Time Warner Inc.'s profit jumped 34 percent in the fourth quarter, boosted by the sale of Internet access businesses in Europe and a deal that added new subscribers to its cable TV unit.
The world's largest media company, which owns Warner Bros., Time Inc. and the second-largest cable TV operator in the country, reported it earned $1.75 billion (EUR 1.35 billion), or 44 cents per share, for the three months ending in December, up from $1.3 billion (EUR 1 billion), or 28 cents a share, in the same period a year ago.
Revenues rose 8 percent to $12.5 billion (EUR 9.64 billion) from $11.5 billion (EUR 8.87 billion).
The results included a gain of $769 million (EUR 592.8 million) from the sale of AOL's Internet access businesses in the U.K. and France as well as a restructuring charge at AOL of $179 million (EUR 137.9 million). AOL is in the midst of revamping its business model away from selling Internet access and towards selling advertising online.

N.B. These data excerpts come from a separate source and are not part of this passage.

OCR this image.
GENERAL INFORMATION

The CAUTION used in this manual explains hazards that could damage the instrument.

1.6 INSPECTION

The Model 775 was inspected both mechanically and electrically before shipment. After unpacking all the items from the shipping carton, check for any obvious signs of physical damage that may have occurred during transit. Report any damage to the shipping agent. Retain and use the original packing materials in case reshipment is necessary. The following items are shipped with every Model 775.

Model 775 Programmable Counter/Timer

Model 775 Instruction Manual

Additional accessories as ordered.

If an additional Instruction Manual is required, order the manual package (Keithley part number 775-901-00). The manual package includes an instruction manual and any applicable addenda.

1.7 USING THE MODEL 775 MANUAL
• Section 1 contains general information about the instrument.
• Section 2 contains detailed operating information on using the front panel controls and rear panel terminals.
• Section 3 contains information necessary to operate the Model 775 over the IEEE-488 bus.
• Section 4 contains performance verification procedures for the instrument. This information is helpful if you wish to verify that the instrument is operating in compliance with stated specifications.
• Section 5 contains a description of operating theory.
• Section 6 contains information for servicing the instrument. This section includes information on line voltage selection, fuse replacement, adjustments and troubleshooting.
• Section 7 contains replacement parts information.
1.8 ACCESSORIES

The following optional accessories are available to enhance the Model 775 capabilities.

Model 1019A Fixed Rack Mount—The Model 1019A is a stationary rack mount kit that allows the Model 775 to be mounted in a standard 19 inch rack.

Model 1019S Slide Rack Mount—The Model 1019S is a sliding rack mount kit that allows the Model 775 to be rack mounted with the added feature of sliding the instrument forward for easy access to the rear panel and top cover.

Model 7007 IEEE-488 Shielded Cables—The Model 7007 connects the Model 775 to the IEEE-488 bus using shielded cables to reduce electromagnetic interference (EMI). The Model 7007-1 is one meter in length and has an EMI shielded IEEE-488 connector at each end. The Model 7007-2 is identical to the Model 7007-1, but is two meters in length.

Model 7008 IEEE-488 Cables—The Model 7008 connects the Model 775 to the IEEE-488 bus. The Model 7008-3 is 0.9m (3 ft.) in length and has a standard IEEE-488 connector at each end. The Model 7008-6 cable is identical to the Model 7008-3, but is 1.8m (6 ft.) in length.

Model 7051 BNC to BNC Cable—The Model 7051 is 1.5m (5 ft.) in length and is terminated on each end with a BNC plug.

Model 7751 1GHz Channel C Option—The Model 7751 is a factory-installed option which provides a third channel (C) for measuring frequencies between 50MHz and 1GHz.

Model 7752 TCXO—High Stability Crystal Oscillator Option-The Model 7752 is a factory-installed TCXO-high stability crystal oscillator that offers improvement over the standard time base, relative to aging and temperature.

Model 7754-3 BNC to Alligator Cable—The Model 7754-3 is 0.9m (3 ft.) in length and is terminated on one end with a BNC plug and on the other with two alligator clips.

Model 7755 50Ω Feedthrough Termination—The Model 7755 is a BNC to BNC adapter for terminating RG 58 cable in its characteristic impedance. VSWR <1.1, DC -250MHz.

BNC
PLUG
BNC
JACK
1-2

Excluding those gains and other one-time effects, operating income before depreciation and amortization rose 13 percent to $3 billion (EUR 2.3 billion) from $2.7 billion (EUR 2.08 billion) in the same period a year ago on higher profits from cable TV systems and cable TV networks such as HBO and TBS.
The company also recorded an expense of $615 million (EUR 474.1 million) to securities litigation. Excluding various one-time items and discontinued operations in both periods, the company had profits of 22 cents per share in the most recent period, in line with the estimates of analysts polled by Thomson Financial, versus 23 cents per share in the year-ago period, the AP reports.
Time Warner's cable unit in July of last year acquired a number of cable subscribers from Adelphia Communications Corp. in a three-way deal with Comcast Corp., the top U.S. cable company. Following the deal, Time Warner had about 13.4 million cable subscribers.